City Council on Thursday passed a $4.7 billion budget for the coming fiscal year that spares Philadelphia property owners a tax hike but is nevertheless expected to help the School District avoid a deficit in the near future.
Mayor Kenney failed to get support for the 4.1 percent property-tax increase he initially proposed but will sign the amended budget. He said he was grateful that Council agreed with his other school-funding proposals, including hiking the real estate transfer tax and slowing down a staggered reduction in the city wage tax.
Council’s plan will provide $180 million to the School District for the 2019 fiscal year that begins next month and is projected to send an additional $617 million to the district over five years. The five-year projection depends in part on continued budget cuts and the Revenue Department increasing its collection of tax delinquency.
The Kenney administration said it believes Council is overestimating how much money the city can collect from tax delinquents and believes the five-year projection should be $547 million.
“We would like to get the School District stabilized over five years.

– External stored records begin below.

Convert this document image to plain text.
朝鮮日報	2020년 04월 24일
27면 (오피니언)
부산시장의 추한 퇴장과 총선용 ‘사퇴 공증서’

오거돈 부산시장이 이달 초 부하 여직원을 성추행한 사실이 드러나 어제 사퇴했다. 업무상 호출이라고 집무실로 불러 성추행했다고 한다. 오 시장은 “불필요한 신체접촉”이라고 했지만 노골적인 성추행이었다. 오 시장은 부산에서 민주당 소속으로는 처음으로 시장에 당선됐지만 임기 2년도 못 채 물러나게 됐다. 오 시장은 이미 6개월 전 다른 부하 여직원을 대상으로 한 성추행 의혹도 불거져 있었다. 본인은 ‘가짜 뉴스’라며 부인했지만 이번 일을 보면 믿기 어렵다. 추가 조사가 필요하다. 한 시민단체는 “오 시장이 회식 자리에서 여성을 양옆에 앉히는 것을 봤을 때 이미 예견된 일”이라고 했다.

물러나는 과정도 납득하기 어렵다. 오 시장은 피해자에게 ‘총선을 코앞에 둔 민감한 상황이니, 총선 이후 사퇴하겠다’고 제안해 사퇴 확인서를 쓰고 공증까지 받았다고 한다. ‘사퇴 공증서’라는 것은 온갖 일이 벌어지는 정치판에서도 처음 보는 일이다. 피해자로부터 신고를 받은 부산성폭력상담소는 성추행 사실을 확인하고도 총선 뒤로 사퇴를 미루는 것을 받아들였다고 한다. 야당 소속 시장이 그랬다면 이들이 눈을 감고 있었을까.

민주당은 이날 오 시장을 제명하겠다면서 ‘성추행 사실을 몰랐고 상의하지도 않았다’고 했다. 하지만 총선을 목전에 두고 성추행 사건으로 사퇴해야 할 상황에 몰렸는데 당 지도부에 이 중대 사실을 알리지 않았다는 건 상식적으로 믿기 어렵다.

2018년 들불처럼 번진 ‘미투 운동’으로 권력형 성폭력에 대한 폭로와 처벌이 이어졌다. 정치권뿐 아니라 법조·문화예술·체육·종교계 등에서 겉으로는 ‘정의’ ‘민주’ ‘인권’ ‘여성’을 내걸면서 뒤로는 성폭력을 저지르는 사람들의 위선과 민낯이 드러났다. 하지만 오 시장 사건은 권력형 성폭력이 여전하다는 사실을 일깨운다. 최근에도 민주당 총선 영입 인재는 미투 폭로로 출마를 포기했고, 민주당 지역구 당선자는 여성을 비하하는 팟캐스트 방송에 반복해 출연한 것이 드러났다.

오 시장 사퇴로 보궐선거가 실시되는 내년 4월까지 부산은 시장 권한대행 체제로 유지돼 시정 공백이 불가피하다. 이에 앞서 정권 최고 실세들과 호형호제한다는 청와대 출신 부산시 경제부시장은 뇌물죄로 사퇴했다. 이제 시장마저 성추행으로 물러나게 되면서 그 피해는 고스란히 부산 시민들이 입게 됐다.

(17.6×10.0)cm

At this point it won’t be stabilized over five years. We will be back in ’21 or ’22 having the same conversation,” Kenney said after Council’s budget passage. He had requested $770 million in new funds over five years.
Council President Darrell L. Clarke said that with Council’s plan, the School District will stave off a deficit until at least 2023.
“We wanted to make sure there was enough revenue as far as possible” for schools, Clarke said, adding that he expects more money from the state. “It is believed that there will be some increases in school funding at the statewide level. Obviously that would put us in a much better position.”
Overall, the operating budget increased spending by 6 percent from this year’s budget in large part because of labor contracts negotiated by the Kenney administration but also some of the mayor’s initiatives, including the fight against homelessness and the opioid epidemic. Council members also added funding to some pet projects, including for domestic-violence shelters, a reentry program, and programs to prevent gun violence.
The budget passed by a 16-1 vote, with only Councilman David Oh voting against it.
The approved spending plan is very similar to the amended budget presented two weeks ago that was attacked by the Kenney administration as not giving “enough” to the schools. Kenney’s initial proposal, which called for more school funding, drew almost immediate backlash over his call to raise property taxes. That was pronounced because recent property reassessments across the city had hiked overall residential property values by 11 percent, already saddling many homeowners with an immediate tax increase.
After enduring an earful from constituents and facing reelection next year, Council members balked at the tax increase and looked for other ways to raise money for schools.
Councilwoman Cindy Bass and Councilman Allan Domb led the charge, calling for a cut in the prison department’s budget. The cuts weren’t as deep as they proposed — in part because of wages dictated by a new labor contract — but the final version still cuts the department’s budget by about $8 million.
Bass, who had been pushing for extensive budget cuts to fund city schools, was able to get an extra $3.4 million in cuts from the Streets Department, Managing Director’s Office, and the Office of Innovation and Technology.
“I think there is more to be done. I think this was a good starting point and I’m looking forward to continuing to have the conversation on government efficiency before we dig into taxpayer pockets,” she said Thursday. “Nonetheless the main focus here is making sure that we have coverage for the Philadelphia School District, and we wanted to make sure our children are taken care of. That’s been our primary focus the whole way through, and we’ve stepped up to the plate and done that.”
On Thursday, Kenney said that he likely won’t ask for a property-tax increase next year.
“The indication from the School District is that they won’t really start worrying about their bottom line” for three or four years, he said.